At the vaccine hesitancy clinic, Constantinescu says those she meets just want to do what’s best for their kids.

It’s always a good thing when people want to be informed about their own health, and Constantinescu argues that the people who come to her are courageous: “I mean, bravery is doing something you’re afraid of, and they’re afraid to talk to health-care professionals about it, they’re afraid to expose their insecurity and their thinking about it, and they’re afraid to do it,” she said.

“It really is about their lack of trust, and their fears around this decision. And ultimately, and parents have actually said that this to me, is they take what they perceive as a leap of faith, towards protecting their children.”

As a result, correcting misinformation is a relatively small part of her job — it’s more about addressing the emotion tied to making the decision to vaccinate.

After all, smokers continue to light up despite knowing the cancer risk, she notes. Instead, anti-smoking campaigns target the way people feel about smoking in a bid to change their behaviour: think the graphic images of diseased lungs that have replaced branding on cigarette packaging.

There’s emotion here for medical providers, too, she notes, who realize that the need for information and guidance on vaccines will soon be greater than ever before.

“I’ve felt passionate about vaccine hesitancy for 10 years,” she said. It was a fire ignited when she became a parent herself. “You do feel this call to action, you know? That we have to use all of our abilities and knowledge and skills and will and dreams and put it into something that’s going to help the Canadian population.”

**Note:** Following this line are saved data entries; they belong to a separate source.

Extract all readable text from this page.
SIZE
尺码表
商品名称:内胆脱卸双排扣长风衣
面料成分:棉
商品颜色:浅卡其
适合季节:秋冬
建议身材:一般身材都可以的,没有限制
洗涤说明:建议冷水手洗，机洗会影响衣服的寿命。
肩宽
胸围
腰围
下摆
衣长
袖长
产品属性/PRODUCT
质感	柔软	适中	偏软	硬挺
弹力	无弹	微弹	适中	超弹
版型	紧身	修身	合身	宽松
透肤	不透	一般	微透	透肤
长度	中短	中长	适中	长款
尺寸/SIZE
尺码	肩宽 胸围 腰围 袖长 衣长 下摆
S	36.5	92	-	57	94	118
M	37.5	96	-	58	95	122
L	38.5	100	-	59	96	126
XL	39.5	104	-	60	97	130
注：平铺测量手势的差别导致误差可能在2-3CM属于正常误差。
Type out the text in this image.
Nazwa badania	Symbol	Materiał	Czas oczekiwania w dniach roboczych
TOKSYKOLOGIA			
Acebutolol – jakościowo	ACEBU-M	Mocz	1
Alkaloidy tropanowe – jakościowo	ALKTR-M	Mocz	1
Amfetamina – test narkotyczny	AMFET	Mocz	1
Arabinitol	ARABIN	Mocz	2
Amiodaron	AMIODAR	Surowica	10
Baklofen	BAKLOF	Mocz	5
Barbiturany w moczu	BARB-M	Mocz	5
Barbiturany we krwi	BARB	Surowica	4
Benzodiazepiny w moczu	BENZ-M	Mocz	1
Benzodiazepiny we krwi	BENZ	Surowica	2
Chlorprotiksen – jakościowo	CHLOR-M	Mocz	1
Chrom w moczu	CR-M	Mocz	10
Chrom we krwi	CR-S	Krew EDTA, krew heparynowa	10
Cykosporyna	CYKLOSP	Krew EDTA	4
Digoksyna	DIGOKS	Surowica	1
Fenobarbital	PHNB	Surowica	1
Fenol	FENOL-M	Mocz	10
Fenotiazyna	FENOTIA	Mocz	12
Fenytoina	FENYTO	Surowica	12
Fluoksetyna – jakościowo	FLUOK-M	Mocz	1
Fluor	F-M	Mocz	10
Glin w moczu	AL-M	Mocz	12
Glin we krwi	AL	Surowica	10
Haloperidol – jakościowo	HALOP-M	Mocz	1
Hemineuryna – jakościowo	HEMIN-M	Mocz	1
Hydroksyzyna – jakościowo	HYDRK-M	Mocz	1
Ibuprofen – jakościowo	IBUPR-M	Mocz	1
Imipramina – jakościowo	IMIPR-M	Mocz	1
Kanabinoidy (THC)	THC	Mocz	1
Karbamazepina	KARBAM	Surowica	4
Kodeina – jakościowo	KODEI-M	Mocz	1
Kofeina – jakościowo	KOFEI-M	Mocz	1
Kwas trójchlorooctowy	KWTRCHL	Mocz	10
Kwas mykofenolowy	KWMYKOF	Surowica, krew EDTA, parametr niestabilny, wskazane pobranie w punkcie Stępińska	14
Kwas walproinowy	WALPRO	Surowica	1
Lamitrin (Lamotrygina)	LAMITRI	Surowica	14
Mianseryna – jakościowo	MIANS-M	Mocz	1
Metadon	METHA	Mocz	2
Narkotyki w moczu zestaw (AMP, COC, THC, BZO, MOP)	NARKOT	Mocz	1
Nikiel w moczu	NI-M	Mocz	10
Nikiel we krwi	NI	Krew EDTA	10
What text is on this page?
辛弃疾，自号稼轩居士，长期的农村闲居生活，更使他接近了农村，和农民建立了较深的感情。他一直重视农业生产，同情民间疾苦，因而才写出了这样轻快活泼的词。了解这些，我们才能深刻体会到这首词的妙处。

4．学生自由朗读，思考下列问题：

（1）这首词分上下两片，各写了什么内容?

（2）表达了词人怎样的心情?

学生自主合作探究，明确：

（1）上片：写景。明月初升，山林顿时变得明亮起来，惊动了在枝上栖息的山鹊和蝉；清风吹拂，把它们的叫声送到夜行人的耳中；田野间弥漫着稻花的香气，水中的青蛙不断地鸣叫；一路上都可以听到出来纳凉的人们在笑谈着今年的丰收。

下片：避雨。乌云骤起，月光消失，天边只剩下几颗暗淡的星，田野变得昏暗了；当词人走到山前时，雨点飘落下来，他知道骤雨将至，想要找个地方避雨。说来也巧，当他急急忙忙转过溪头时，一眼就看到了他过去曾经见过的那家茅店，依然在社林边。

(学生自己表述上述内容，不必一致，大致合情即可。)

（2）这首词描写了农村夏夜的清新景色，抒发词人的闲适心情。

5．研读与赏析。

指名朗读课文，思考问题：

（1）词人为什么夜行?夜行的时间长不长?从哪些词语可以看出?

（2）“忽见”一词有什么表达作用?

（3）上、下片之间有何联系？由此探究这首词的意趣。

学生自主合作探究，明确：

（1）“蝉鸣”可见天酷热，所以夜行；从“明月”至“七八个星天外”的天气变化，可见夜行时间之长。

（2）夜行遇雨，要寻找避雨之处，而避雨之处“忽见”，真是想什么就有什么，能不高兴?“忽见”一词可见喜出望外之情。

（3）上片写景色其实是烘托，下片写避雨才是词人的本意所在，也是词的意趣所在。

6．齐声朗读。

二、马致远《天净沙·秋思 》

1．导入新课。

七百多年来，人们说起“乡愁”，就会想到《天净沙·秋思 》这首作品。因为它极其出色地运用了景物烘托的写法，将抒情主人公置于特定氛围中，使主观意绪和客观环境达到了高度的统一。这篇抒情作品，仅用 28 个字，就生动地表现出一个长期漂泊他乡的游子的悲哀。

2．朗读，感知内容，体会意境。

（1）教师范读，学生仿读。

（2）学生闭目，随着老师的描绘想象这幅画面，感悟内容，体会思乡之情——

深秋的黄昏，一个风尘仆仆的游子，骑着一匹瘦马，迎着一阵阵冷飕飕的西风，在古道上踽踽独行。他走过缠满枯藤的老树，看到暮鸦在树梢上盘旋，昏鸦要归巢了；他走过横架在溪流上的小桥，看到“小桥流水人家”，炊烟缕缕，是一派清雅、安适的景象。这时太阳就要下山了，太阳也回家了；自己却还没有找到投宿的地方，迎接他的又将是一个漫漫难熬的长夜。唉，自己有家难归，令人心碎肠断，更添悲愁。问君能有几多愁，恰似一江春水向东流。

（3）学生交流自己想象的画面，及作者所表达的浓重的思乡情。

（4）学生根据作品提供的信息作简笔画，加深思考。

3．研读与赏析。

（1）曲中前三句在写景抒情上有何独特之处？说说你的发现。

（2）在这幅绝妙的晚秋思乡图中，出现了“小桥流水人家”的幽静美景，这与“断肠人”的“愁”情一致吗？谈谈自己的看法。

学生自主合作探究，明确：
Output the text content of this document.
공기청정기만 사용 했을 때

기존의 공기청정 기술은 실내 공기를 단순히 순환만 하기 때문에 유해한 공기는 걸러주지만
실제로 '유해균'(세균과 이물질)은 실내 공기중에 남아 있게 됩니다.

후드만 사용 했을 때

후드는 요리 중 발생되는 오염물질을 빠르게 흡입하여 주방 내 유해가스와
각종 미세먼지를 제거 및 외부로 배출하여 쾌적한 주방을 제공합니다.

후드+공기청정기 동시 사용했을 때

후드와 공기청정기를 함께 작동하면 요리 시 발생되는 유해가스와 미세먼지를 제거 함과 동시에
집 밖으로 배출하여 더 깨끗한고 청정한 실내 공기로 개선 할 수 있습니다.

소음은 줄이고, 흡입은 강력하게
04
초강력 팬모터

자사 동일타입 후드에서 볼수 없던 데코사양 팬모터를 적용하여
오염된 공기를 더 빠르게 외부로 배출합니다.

To that end, she’d like to see the conversation focus less on just feeding people information and more on recognizing that this will be a major personal decision for many people — but that there’s a major common goal here, too.

At the end of the day, everyone just wants the pandemic and the lockdown and the business restrictions to end, she said.

“Conversation needs to change around this vaccine. We need to stop talking about problems and concerns and worries and talk about this common goal of ending this. I’m not saying we’re not going to do the science, or saying we’re not going to be as rigorous as possible,” she said.